A nostalgic British jam roly-poly — a light suet sponge rolled around raspberry jam and steam-baked until pillowy. Pure comfort served with lashings of hot custard.

Ingredients

  • 50g Butter
  • 250g Self-Raising Flour
  • 1 small Vanilla
  • 50g Suet
  • 150ml Milk
  • 100g Raspberry Jam
  • to serve Custard

Video

Preparation

  1. Put a deep roasting tin on the bottom shelf of the oven with another shelf directly above it. Pull the tin out, fill two-thirds with boiling water, then slide it back in. Heat the oven to 180C/160C fan/gas 4. Tear off a large sheet of foil and greaseproof paper (about 30 x 40cm), sit the greaseproof on top of the foil, and butter it.
  2. Tip the butter, flour and vanilla seeds into a food processor and pulse until the butter disappears, then tip into a bowl. Stir through the suet, pour in the milk, and work together with a cutlery knife to a sticky dough, adding a drop more milk if needed.
  3. Tip the dough onto a floured surface, pat together, then roll out to a square roughly 25 x 25cm.
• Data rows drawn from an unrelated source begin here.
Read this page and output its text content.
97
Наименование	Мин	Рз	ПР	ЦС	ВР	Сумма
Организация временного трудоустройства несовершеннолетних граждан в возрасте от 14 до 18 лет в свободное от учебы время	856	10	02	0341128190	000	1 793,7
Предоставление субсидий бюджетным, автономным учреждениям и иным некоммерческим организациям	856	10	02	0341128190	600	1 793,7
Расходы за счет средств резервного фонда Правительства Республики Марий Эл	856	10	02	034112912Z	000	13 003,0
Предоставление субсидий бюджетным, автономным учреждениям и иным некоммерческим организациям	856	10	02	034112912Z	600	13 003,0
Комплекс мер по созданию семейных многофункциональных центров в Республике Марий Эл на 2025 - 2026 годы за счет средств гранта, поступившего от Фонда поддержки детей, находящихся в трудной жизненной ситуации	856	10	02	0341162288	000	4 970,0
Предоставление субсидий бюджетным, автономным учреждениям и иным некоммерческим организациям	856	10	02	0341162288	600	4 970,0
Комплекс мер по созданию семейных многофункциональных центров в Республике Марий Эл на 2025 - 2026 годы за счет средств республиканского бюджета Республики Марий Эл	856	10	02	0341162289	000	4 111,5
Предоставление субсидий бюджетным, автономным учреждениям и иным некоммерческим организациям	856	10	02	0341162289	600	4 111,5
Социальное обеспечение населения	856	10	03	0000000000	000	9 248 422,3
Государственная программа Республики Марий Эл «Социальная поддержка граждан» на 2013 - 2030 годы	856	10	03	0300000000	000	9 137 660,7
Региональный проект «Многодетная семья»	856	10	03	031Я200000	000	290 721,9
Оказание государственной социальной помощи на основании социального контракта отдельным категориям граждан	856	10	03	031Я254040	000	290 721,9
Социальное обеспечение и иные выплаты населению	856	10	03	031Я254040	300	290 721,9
Spread the jam all over, leaving a gap along one edge, then roll up from the opposite edge. Pinch the jam-free edge into the dough and pinch the ends. Lift onto the greased paper join-side down, loosely bring the paper and foil around it, and scrunch the edges to seal — leave room for it to puff.
  4. Lift the parcel onto the rack above the water tin and cook for 1 hour.
  5. Let it sit for 5 minutes, then unwrap, thickly slice, and serve with custard.